REPUBLIKA.CO.ID, DEPOK -- Panglima Komando Cadangan Strategis TNI AD (Pangkostrad), Letnan Jenderal TNI, Edy Rahmayadi, mengatakan, tidak ada batasan waktu untuk penyelenggaraan Latihan Pasukan Pemukul Reaksi Cepat (PPRC) TNI. Bahkan, latihan tersebut digelar selama sepanjang tahun, termasuk dengan yang saat ini digelar di Tarakan, Kalimantan Utara.
Pangkostrad selaku Panglima Komando Operasi (Pangkoops) PPRC TNI 2016 mengungkapkan, latihan PPRC TNI memang digelar selama sepanjang tahun. Namun, pemegang komando operasi, yang bertanggung jawab langsung ke Panglima TNI, memang digilir setiap dua tahun sekali diantara para pimpinan Komando Militer TNI.
Edy menjelaskan, latihan PPRC TNI digelar untuk terus mengasah kemampuan dan mempersiapkan para personel-personel TNI, terutama yang tergabung di pasukan khusus di tiga angkatan. ''PPRC tidak pernah berhenti. PPRC menyiapkan diri terhadap trouble spot yang ada di semua wilayah Indonesia,'' ujar Pangkostrad di Markas Komando Divisi Infanteri (Divif) 1/Kostrad, Cilodong, Depok, Jawa Barat, Selasa (19/5).
PPRC TNI yang saat ini tengah berada di Tarakan, kata dia, dapat langsung digerakan untuk bisa melakukan operasi pembebasan sandera WNI, yang saat ini tengah ditawan oleh kelompok radikal Abu Sayyaf di wilayah Filipina. Tidak hanya itu, sejumlah armada tempur TNI, lanjut Edy, sudah disiagakan di perbatasan perairan Malaysia, Filipina, dan Indonesia. Menurut Pangkostrad,
Namun, sebelum melakukan operasi pembebasan sandera, TNI masih harus menunggu permintaan bantuan dari pemerintah Filipina. ''Mereka memiliki UU, yang tidak mengijinkan siapapun masuk melakukan operasi militer. Bahkan tentara Amerika Serikat, yang punya pangkalan militer di Filipina, tetap tidak boleh melakukan operasi di Filipina. Dengan aturan itu, Filipina menjaga kedaulatannya,'' tutur Edy.

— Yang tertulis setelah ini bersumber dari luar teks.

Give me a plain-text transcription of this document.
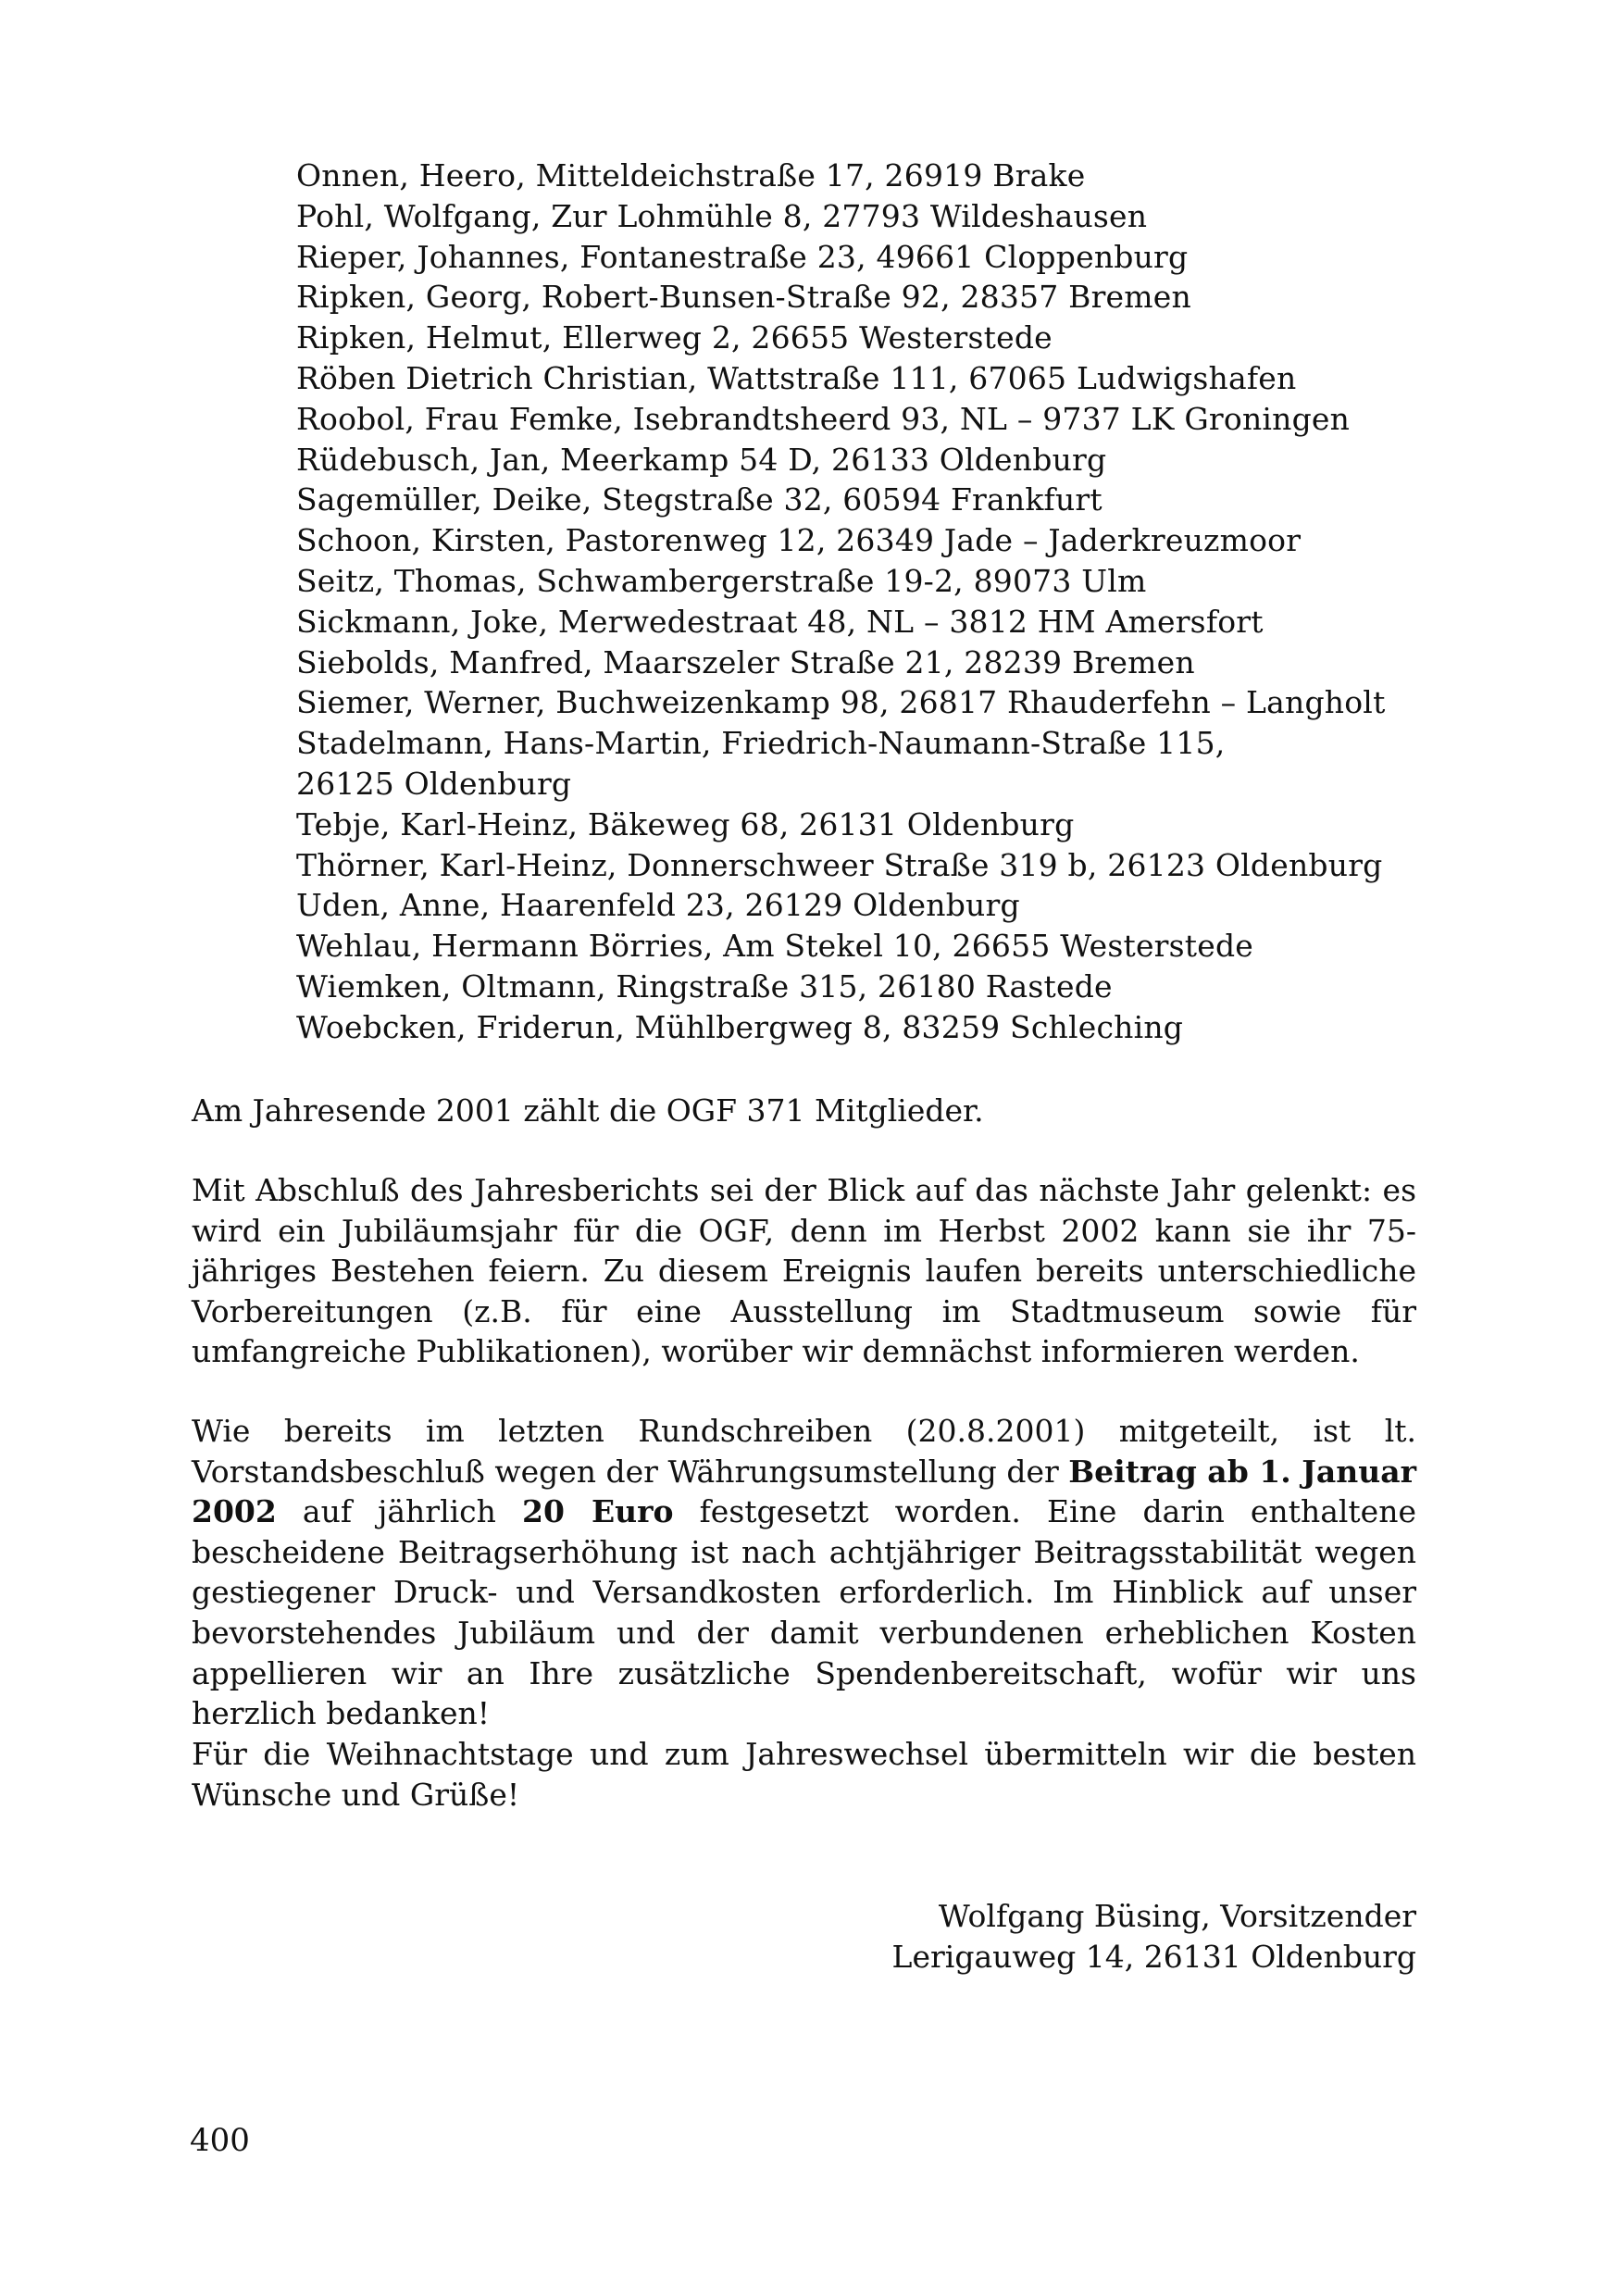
Onnen, Heero, Mitteldeichstraße 17, 26919 Brake
Pohl, Wolfgang, Zur Lohmühle 8, 27793 Wildeshausen
Rieper, Johannes, Fontanestraße 23, 49661 Cloppenburg
Ripken, Georg, Robert-Bunsen-Straße 92, 28357 Bremen
Ripken, Helmut, Ellerweg 2, 26655 Westerstede
Röben Dietrich Christian, Wattstraße 111, 67065 Ludwigshafen
Roobol, Frau Femke, Isebrandtsheerd 93, NL – 9737 LK Groningen
Rüdebusch, Jan, Meerkamp 54 D, 26133 Oldenburg
Sagemüller, Deike, Stegstraße 32, 60594 Frankfurt
Schoon, Kirsten, Pastorenweg 12, 26349 Jade – Jaderkreuzmoor
Seitz, Thomas, Schwambergerstraße 19-2, 89073 Ulm
Sickmann, Joke, Merwedestraat 48, NL – 3812 HM Amersfort
Siebolds, Manfred, Maarszeler Straße 21, 28239 Bremen
Siemer, Werner, Buchweizenkamp 98, 26817 Rhauderfehn – Langholt
Stadelmann, Hans-Martin, Friedrich-Naumann-Straße 115,
26125 Oldenburg
Tebje, Karl-Heinz, Bäkeweg 68, 26131 Oldenburg
Thörner, Karl-Heinz, Donnerschweer Straße 319 b, 26123 Oldenburg
Uden, Anne, Haarenfeld 23, 26129 Oldenburg
Wehlau, Hermann Börries, Am Stekel 10, 26655 Westerstede
Wiemken, Oltmann, Ringstraße 315, 26180 Rastede
Woebcken, Friderun, Mühlbergweg 8, 83259 Schleching

Am Jahresende 2001 zählt die OGF 371 Mitglieder.

Mit Abschluß des Jahresberichts sei der Blick auf das nächste Jahr gelenkt: es wird ein Jubiläumsjahr für die OGF, denn im Herbst 2002 kann sie ihr 75-jähriges Bestehen feiern. Zu diesem Ereignis laufen bereits unterschiedliche Vorbereitungen (z.B. für eine Ausstellung im Stadtmuseum sowie für umfangreiche Publikationen), worüber wir demnächst informieren werden.

Wie bereits im letzten Rundschreiben (20.8.2001) mitgeteilt, ist lt. Vorstandsbeschluß wegen der Währungsumstellung der Beitrag ab 1. Januar 2002 auf jährlich 20 Euro festgesetzt worden. Eine darin enthaltene bescheidene Beitragserhöhung ist nach achtjähriger Beitragsstabilität wegen gestiegener Druck- und Versandkosten erforderlich. Im Hinblick auf unser bevorstehendes Jubiläum und der damit verbundenen erheblichen Kosten appellieren wir an Ihre zusätzliche Spendenbereitschaft, wofür wir uns herzlich bedanken!

Für die Weihnachtstage und zum Jahreswechsel übermitteln wir die besten Wünsche und Grüße!

Wolfgang Büsing, Vorsitzender
Lerigauweg 14, 26131 Oldenburg
400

Terkait jumlah personel yang terlibat dalam Latihan PPRC TNI, Pangkostrad setidaknya menyebut sekitar 500 personel sudah siap di dalam PPRC. Bahkan, menurut Edy, lokasi penyekapan sandera-sandera itu sebenarnya sudah diketahui, yaitu diduga kuat berada di sekitar Pulau Sulu, Filipina Selatan.
TNI pun masih terus memantau pergerakan dan kondisi serta situasi terakhir penyanderaan WNI tersebut. ''Kami selalu memantau. Jika ada perintah dan sudah diizinkan, pasukan TNI sudah siap untuk melakukan operasi itu,'' tutur mantan Pangdam I/Bukit Barisan tersebut.